Patient flow at Windsor Regional Hospital is heading in the right direction thanks to the hospital's new command centre.
Local media, along with the hospital board, recently toured the centre.
Chief Nursing Executive Karen McCullough says the command centre was launched in October and is described as a central hub for communication, escalation and operational decision-making involving discharge and flow of patients.

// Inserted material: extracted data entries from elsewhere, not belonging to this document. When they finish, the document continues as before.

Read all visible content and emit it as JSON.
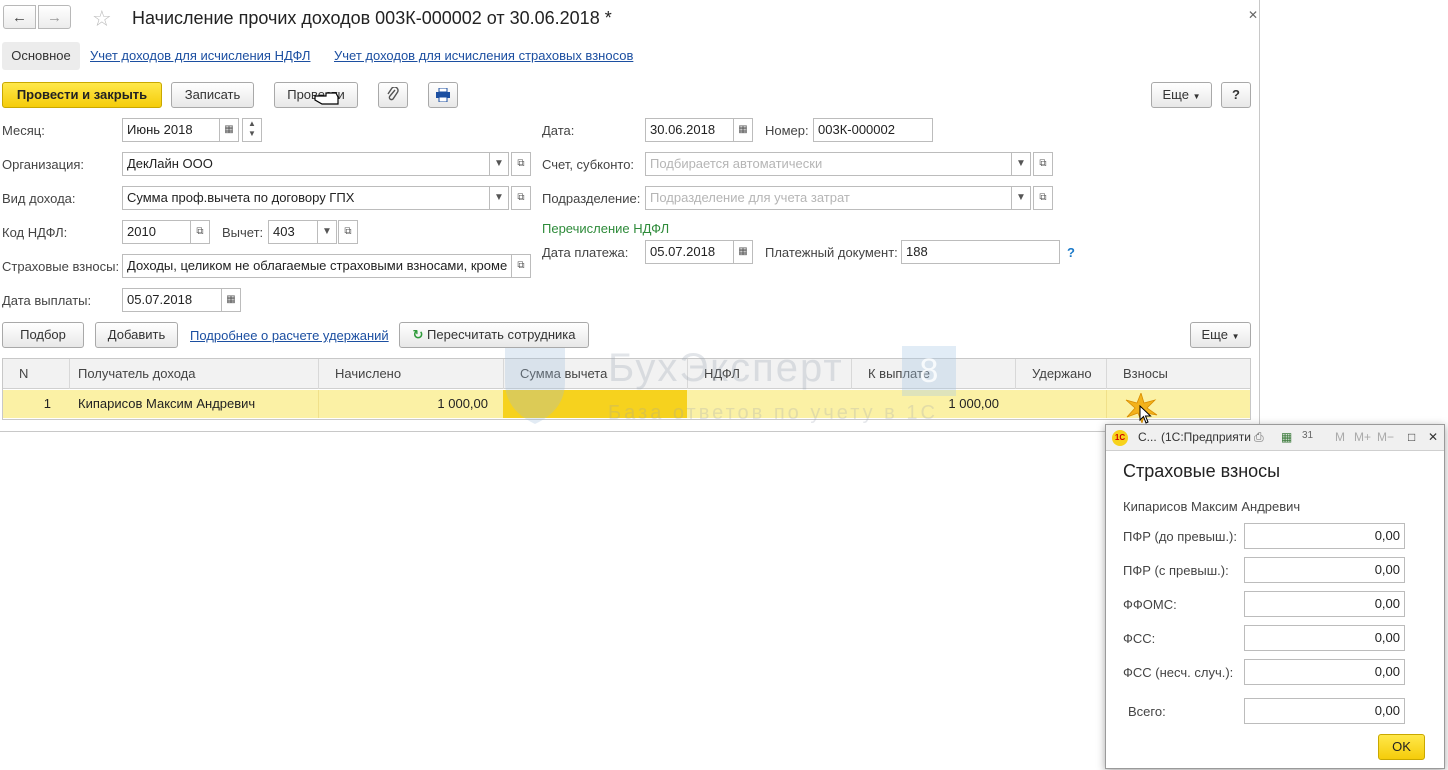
{
  "document": {
    "title": "Начисление прочих доходов 003К-000002 от 30.06.2018 *"
  },
  "tabs": [
    {
      "label": "Основное"
    },
    {
      "label": "Учет доходов для исчисления НДФЛ"
    },
    {
      "label": "Учет доходов для исчисления страховых взносов"
    }
  ],
  "toolbar": {
    "post_close": "Провести и закрыть",
    "save": "Записать",
    "post": "Провести",
    "more": "Еще",
    "help": "?"
  },
  "form": {
    "month_label": "Месяц:",
    "month_value": "Июнь 2018",
    "org_label": "Организация:",
    "org_value": "ДекЛайн ООО",
    "income_type_label": "Вид дохода:",
    "income_type_value": "Сумма проф.вычета по договору ГПХ",
    "ndfl_code_label": "Код НДФЛ:",
    "ndfl_code_value": "2010",
    "deduction_label": "Вычет:",
    "deduction_value": "403",
    "insurance_label": "Страховые взносы:",
    "insurance_value": "Доходы, целиком не облагаемые страховыми взносами, кроме",
    "pay_date_label": "Дата выплаты:",
    "pay_date_value": "05.07.2018",
    "date_label": "Дата:",
    "date_value": "30.06.2018",
    "number_label": "Номер:",
    "number_value": "003К-000002",
    "account_label": "Счет, субконто:",
    "account_placeholder": "Подбирается автоматически",
    "division_label": "Подразделение:",
    "division_placeholder": "Подразделение для учета затрат",
    "ndfl_transfer": "Перечисление НДФЛ",
    "payment_date_label": "Дата платежа:",
    "payment_date_value": "05.07.2018",
    "payment_doc_label": "Платежный документ:",
    "payment_doc_value": "188",
    "help_q": "?"
  },
  "table_toolbar": {
    "pick": "Подбор",
    "add": "Добавить",
    "details_link": "Подробнее о расчете удержаний",
    "recalc": "Пересчитать сотрудника",
    "more": "Еще"
  },
  "table": {
    "columns": [
      "N",
      "Получатель дохода",
      "Начислено",
      "Сумма вычета",
      "НДФЛ",
      "К выплате",
      "Удержано",
      "Взносы"
    ],
    "rows": [
      {
        "n": "1",
        "recipient": "Кипарисов Максим Андревич",
        "accrued": "1 000,00",
        "deduction": "",
        "ndfl": "",
        "payout": "1 000,00",
        "withheld": "",
        "contrib": ""
      }
    ]
  },
  "watermark": {
    "title": "БухЭксперт",
    "badge": "8",
    "subtitle": "База ответов по учету в 1С"
  },
  "popup": {
    "titlebar_short": "С...",
    "titlebar_app": "(1С:Предприятие)",
    "heading": "Страховые взносы",
    "employee": "Кипарисов Максим Андревич",
    "rows": [
      {
        "label": "ПФР (до превыш.):",
        "value": "0,00"
      },
      {
        "label": "ПФР (с превыш.):",
        "value": "0,00"
      },
      {
        "label": "ФФОМС:",
        "value": "0,00"
      },
      {
        "label": "ФСС:",
        "value": "0,00"
      },
      {
        "label": "ФСС (несч. случ.):",
        "value": "0,00"
      }
    ],
    "total_label": "Всего:",
    "total_value": "0,00",
    "ok": "OK"
  },
  "colors": {
    "accent_yellow": "#f5cc0a",
    "row_highlight": "#fbf1a5",
    "link_blue": "#1c4fa1",
    "green_text": "#2e8b3a"
  }
}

She says a nurse and an admitting clerk are on hand at all times.
"The command centre is really the hub, it's like the air traffic controller if you will," says McCullough. "If you look think of an airport, somebody's managing all the planes that are coming in and all of the planes that are going out, that's what the command centre does. It's really the air traffic controller of patients."
McCullough says the command centre has helped improve the transfer of a patient from the emergency department to a bed at both campuses.
"Before we started to do this work it took 11 hours to get a patient to a bed," says McCullough. "Now with the command centre, with the nurses, the admitting clerks all working together in the command centre we cut that down to an average of two and a half hours at Met and three and a half hours at the Ouellette campus is nine weeks."
Boards & screens are set up at Windsor Regional Hospital Met Campus' Command Centre (Photo by AM800's Rob Hindi)
She says the command centre will shift to completely digital later this year.
"Every patient that's coming into our hospital through the ED, through the surgical program we now know in the command centre who are they, where are they and we can really track in real time what bed do they need to be into and how do we get them there."
Huddles happen at the command centre twice a day with hospital directors and executives.
There are centres at both campuses which are staffed 24 hours a day, seven days a week.